Now we need to find a place for them on our walls, and there are many more that I still want to frame, including a poster which pays homage to the continuing influence of the Pixies on my life, more of the boys' artwork and cherished photographs from now and long ago.  In this age of t'internet and digital photography (which I love, don't get me wrong), it's just so nice to actually pick out those few images that capture you and yours and let the world see them too.

March 4, 2011

taking my time

Well it's now only 27 days until Max's first birthday and I have stitched exactly zero patches together for his birthday quilt.  I have procrastinated, blaming lack of time, lack of inspiration and now I'm just accepting that it won't be done in time.  The closest I've got to a quilt is experimenting with Will's colouring pencils, working out which combination of colours will have the same impact as the quilt I made for Ollie (which I will blog about one day), but be suitably different and Max-like.  That was good fun, mind, and it was rather therapeutic to sit down and do nothing but scribble.  It reminded me of the time when I used to get 50p a week pocket money, and I saved and saved and saved until I had £6, which I then took to WHSmiths to buy a set of colouring pencils.  I loved them and had them for ages.  I guess a love of all things crafty starts early.  


Anyway, even though I am so very behind with this little project, my aim now is to have at least the quilt top complete by the end of this month, and then I can hand quilt it at a leisurely pace and do it with the time and loving attention it deserves.  I do enough rushing around as it is, this is one thing I want to take my time over.  I think he'll thank me for it one day.

March 1, 2011

playing together


























It's been a long time coming, but Ollie and Max finally seem to be playing together.  It still happens, but Ollie's less quick to grab or be frustrated with Max and his curious little hands that seem to want anything Ollie has.  Ollie's learning to take turns, to share his toys (with anyone) and to just move away if Max gets a little too enthusiastic around him and his toys, by which time Max has found something else to do.
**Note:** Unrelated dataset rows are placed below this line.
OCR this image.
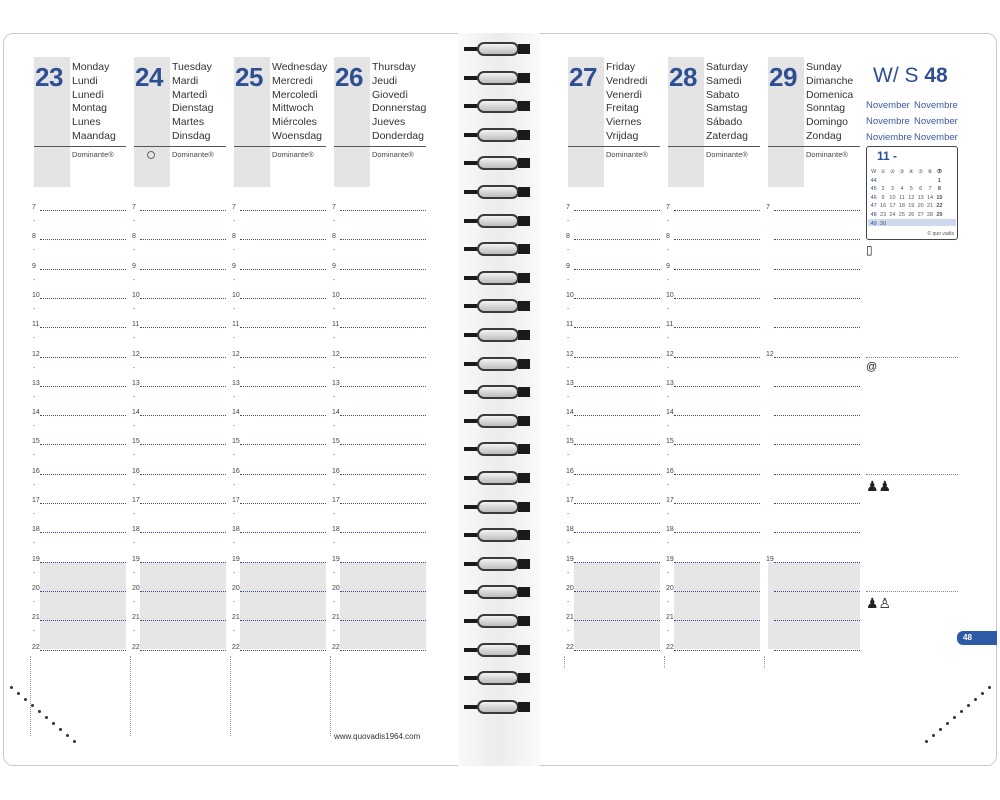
23 Monday
Lundi
Lunedì
Montag
Lunes
Maandag
Dominante®
24 Tuesday
Mardi
Martedì
Dienstag
Martes
Dinsdag
Dominante®
25 Wednesday
Mercredi
Mercoledì
Mittwoch
Miércoles
Woensdag
Dominante®
26 Thursday
Jeudi
Giovedì
Donnerstag
Jueves
Donderdag
Dominante®
27 Friday
Vendredi
Venerdì
Freitag
Viernes
Vrijdag
Dominante®
28 Saturday
Samedi
Sabato
Samstag
Sábado
Zaterdag
Dominante®
29 Sunday
Dimanche
Domenica
Sonntag
Domingo
Zondag
Dominante®
7
-
8
-
9
-
10
-
11
-
12
-
13
-
14
-
15
-
16
-
17
-
18
-
19
-
20
-
21
-
22
7
-
8
-
9
-
10
-
11
-
12
-
13
-
14
-
15
-
16
-
17
-
18
-
19
-
20
-
21
-
22
7
-
8
-
9
-
10
-
11
-
12
-
13
-
14
-
15
-
16
-
17
-
18
-
19
-
20
-
21
-
22
7
-
8
-
9
-
10
-
11
-
12
-
13
-
14
-
15
-
16
-
17
-
18
-
19
-
20
-
21
-
22
7
-
8
-
9
-
10
-
11
-
12
-
13
-
14
-
15
-
16
-
17
-
18
-
19
-
20
-
21
-
22
7
-
8
-
9
-
10
-
11
-
12
-
13
-
14
-
15
-
16
-
17
-
18
-
19
-
20
-
21
-
22
7
12
19
W/ S 48
November Novembre
Novembre November
Noviembre November
11 -
W ① ② ③ ④ ⑤ ⑥ ⑦
44	1
45 2 3 4 5 6 7 8
46 9 10 11 12 13 14 15
47 16 17 18 19 20 21 22
48 23 24 25 26 27 28 29
49 30
© quo vadis
▯
@
♟♟
♟♙
48
www.quovadis1964.com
This weekend past we went down to the Coast on Sunday morning.  Ollie wasn't feeling the most cooperative he's ever been, but he willingly shared the toys and gadgets he had with his cousin, who pretty much only wanted them because Ollie had them.  It made my heart swell up with pride at how keen he was to share, to take turns and to wait until the toy was left stranded again before picking it up and starting over.

And then today, sitting in the shopping trolley at the supermarket, eating his grapes, handing them one by one to his little brother and making sure, absolutely sure Max was holding the grape before letting go, showing that brotherly love that I guess you can't really describe.

Why is it that we dwell on the negatives?  There are so many sweet, thoughtful things that Ollie and Max do, yet instead of celebrating them, I worry about the difficult days.  It's all about balance, I suppose.  I guess that's why I keep this blog.  So many things to remember and keep with my heart forever and always.